Mungkin bagi kebanyakan orang bunga ini tak istimewa, tapi biarpun begitu bagiku ia selalu mendapat tempat istimewa dalam ingatan. ingatan yang mengantarku pada sore yang sederhana pada sore yang penuh warna, pada seorang anak laki-laki kecil dengan tangan mungilnya meronceng kuntum demi kuntum lantas melingkarkannya keleher dan kepalaku dan kami bermain hingga lupa waktu, lupa makan, lupa segalahal, sampai terdengar lantang suara ibu menyuruh segera pulang.

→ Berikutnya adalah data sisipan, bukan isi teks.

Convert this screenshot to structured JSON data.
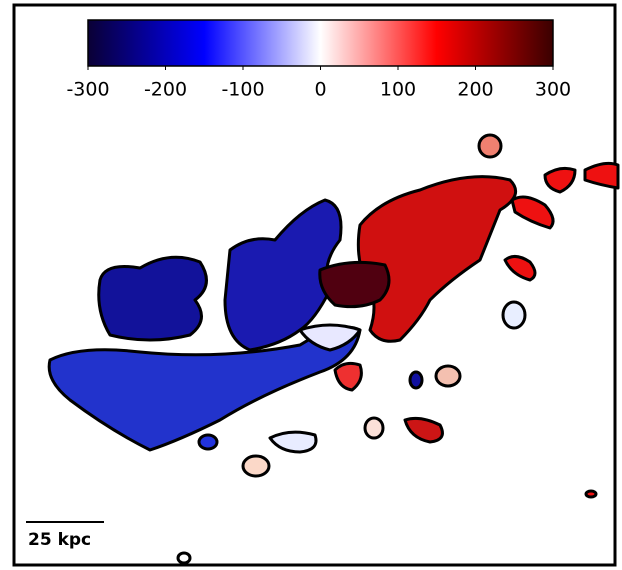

Kumbang bi, kembang kenangan itu, kau bentangkan peristiwa ketika kami bisa membuat mainan sendiri dari bahan apa saja; pelepah pisang, kulit jeruk bali, tempurung papaya dan kelapa, daun nangka menjadi mahkota dan lain sebagainya. Meski sederhana, tapi senyum kami tak henti bermekaran. Kami juga berkerabat dengan hujan, terik matahari, air dan lumpur jalan, juga ombak yang tak henti menggapai pantai labuhan jukung. Tapi semua telah berlalu, kini kulihat anak-anak kecil yang lebih suka berkunjung ke game zone. Andi gila main Play Station dan mobil-mobilan produksi luar negeri. Atau tengoklah Dewi yang sudah pandai memencet-mencet tombol smart phone, padehal ia belum lulus taman kanak-kanak.
**
Suatu sore di Tanjung karang, ramai orang memacu kendaraan disepanjang jalan kartini, semua tampak tergesa-gesa, Mungkin ingin lekas beristirahat, hendak jalan-jalan, kencan dengan kekasih atau apa saja. Entahlah, kulambatkan laju mobil ketika masuk sebuah perempatan. Lampu merah menyala, Sembari menunggu lampu menyala hijau ku nikmati alunan music di mobilku. Tapi tak lama kemudian mataku tertuju pada serumpun bunga yang bermekaran diseberang jalan. Bunga yang indah kokoh dan hijau.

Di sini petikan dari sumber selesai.